Was sind die wichtigsten Arten von KI-Agenten?

Die klassischen Kategorien sind einfache Reflex-Agenten, modellbasierte Agenten, zielbasierte Agenten, nutzenbasierte Agenten und lernende Agenten. Die meisten produktiven LLM-Systeme sind zielbasierte Agenten mit Gedächtnis und einem Tool-Set, oft ausgespielt als koordinierte Gruppe, in der jeder Agent eine bestimmte Rolle besitzt.

Was sind Beispiele für KI-Agenten?

Ein Recherche-Agent, der Quellen durchsucht und ein Briefing schreibt. Ein Coding-Agent, der eine Änderung plant und einen Pull Request öffnet. Ein Sales-Agent, der Leads qualifiziert und kontaktiert. Ein Treasury-Agent, der On-Chain-Transaktionen unter Ausgabenlimits ausführt. Jeder läuft eigenständig auf sein Ziel zu, statt auf Schritt-für-Schritt-Anweisungen zu warten.

Sind KI-Agenten sicher autonom zu betreiben?

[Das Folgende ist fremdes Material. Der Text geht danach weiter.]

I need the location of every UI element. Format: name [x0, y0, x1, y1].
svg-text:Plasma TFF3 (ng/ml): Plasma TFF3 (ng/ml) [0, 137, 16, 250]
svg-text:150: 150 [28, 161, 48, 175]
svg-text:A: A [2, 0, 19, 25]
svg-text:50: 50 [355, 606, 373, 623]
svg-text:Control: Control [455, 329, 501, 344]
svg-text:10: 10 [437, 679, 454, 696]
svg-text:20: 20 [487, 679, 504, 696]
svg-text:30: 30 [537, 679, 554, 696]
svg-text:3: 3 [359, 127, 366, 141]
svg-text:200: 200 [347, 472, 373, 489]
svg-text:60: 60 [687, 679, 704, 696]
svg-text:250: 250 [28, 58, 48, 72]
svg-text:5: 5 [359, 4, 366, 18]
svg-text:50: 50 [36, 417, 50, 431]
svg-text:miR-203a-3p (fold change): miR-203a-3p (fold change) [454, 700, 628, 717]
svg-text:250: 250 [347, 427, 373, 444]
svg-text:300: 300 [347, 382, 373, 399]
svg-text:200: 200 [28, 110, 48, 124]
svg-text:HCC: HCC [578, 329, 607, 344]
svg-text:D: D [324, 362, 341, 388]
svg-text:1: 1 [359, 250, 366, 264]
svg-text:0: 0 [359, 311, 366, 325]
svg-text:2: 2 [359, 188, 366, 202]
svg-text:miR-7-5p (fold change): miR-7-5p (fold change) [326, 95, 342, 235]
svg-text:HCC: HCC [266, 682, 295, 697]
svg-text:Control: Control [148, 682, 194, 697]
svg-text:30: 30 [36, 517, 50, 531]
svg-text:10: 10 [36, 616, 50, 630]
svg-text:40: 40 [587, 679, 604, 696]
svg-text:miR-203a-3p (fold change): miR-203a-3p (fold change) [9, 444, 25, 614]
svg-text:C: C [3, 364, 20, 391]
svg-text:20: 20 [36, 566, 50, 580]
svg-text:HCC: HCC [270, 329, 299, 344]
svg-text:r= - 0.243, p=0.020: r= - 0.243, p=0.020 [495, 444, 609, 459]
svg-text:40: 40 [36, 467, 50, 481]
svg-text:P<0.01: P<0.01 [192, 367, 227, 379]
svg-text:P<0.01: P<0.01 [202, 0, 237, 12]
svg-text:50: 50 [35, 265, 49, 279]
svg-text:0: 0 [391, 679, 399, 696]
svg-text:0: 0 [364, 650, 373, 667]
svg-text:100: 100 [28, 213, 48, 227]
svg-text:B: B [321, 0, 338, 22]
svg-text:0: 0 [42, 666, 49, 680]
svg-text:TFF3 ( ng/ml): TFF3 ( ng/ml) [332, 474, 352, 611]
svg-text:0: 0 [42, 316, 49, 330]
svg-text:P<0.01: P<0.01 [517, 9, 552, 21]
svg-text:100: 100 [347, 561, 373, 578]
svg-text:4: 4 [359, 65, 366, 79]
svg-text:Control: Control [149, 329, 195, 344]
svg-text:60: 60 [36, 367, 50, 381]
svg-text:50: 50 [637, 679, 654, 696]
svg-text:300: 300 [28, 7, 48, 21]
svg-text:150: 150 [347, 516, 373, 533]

Das können sie, aber nur mit den richtigen Kontrollen. Ein autonomer Agent, der im Web surft, Code ausführt und Credentials hält, bringt echtes Risiko mit: geleakte Keys, Prompt Injection, außer Kontrolle geratene Kosten, Datenexfiltration. Agenten in isolierten Containern zu betreiben, Credentials in einem Vault zu halten, auf den der Agent nie zugreift, Pro-Agent-Budgets durchzusetzen und Berechtigungen zu begrenzen, ist das, was unbeaufsichtigten Betrieb in Produktion sicher macht.